David Cameron is said to have promised that he will get the DCMS to draft some sort of bill along the lines of what Lord Justice Leveson asked for, but it looks like a measure to keep opinion on-side and look willing.

The PM said before the report that he would implement the Leveson recommendations unless he thought they were daft (my word not his). You get the impression listening to some of the PM’s criticisms of the Leveson report in the Commons that that’s exactly what he thinks of some of the conclusions.

In the Commons he sounded exasperated that the judge could think Ofcom an appropriate overseer for press regulation when it’s the government that appoints the Ofcom boss. He was critical of the idea of tightening the Data Protection laws to stop journalists getting relaxed rules – as was Nick Clegg.

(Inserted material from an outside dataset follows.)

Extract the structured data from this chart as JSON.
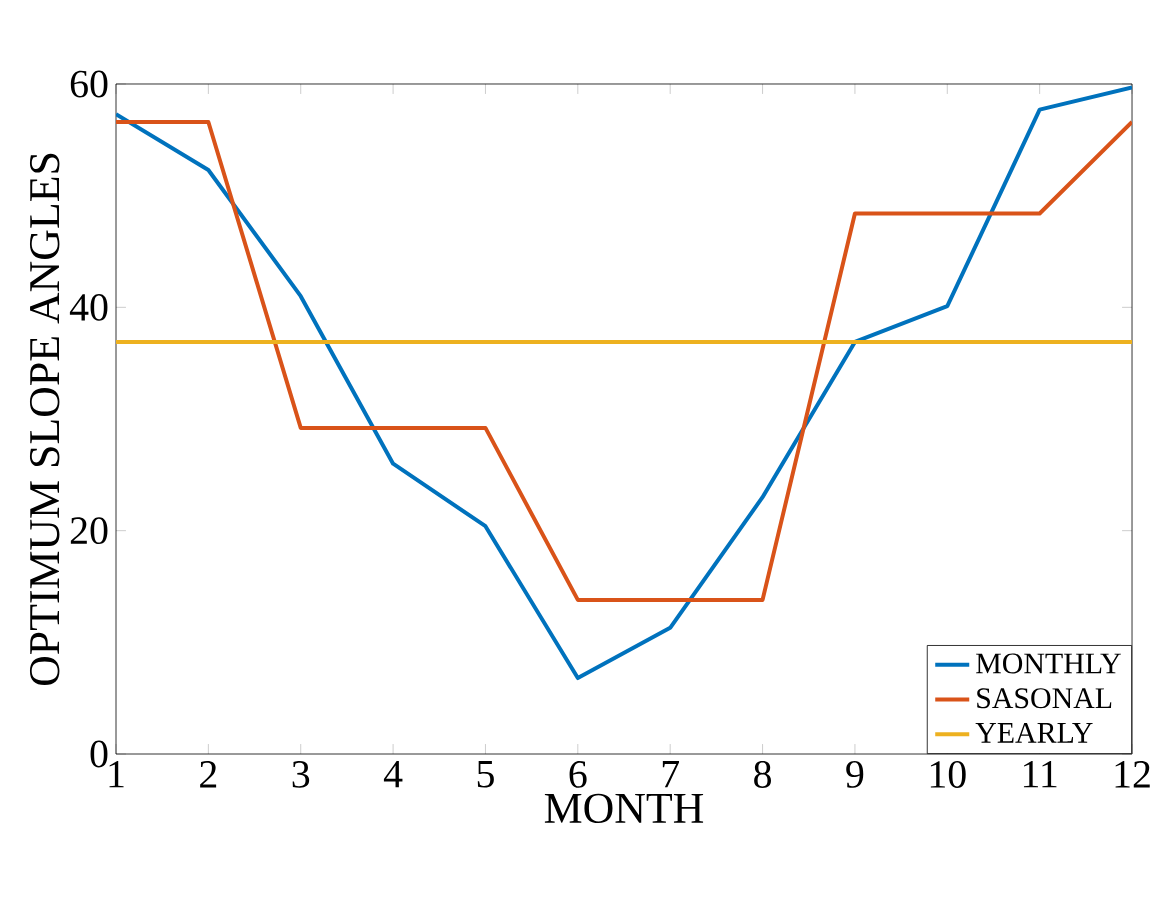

As Lord Justice Leveson left the stage after his rather sterile “non press conference” statement to a room filled with journalists and interested parties, Quentin Letts of the Daily Mail shouted out “did you enjoy it, Sir Brian?” Lord Justice Leveson visibly shrugged, before walking off the set, hoping perhaps that was his last ever direct contact with a journalist.

Gordon Brown didn’t get the sweet vindication he sought from the judge who writes he can’t arbitrate between the vastly contrasting accounts of whether The Sun published a story about his son’s health with or without his permission. Leveson’s report says it is difficult “to resolve the stark evidential dispute” between the Rebekah Brooks/Gordon Brown versions.

On the “grand bargain” allegation that began with Gordon Brown’s camp suggesting David Cameron was cooking up policies to please Rupert Murdoch ahead of the 2010 election, the judge writes: “the evidence does not, of course, establish anything resembling a ‘deal.’ ” He goes on: “the problem is public perception … the public .. has been entitled to worry about the way things have been done…”

On the question of whether David Cameron properly quizzed Andy Coulson about allegations of phone hacking before bringing him into the top echelons of No.10, he judges: “I am quite sure that it was raised; given the significance of the issue, it was most probably raised on … four occasions.”

On pages 1793-4, talking about the back-stop if even state certified self-regulation fails, Lord Justice Leveson repeatedly refers to how he thinks there would need to be a fully-fledged state regulator of the press. But rather tellingly he talks about this being “my personal view” and “my preferred solution,” which sounds like some divergence of opinion between the judge and his panel of assessors for whom this maybe just went too far.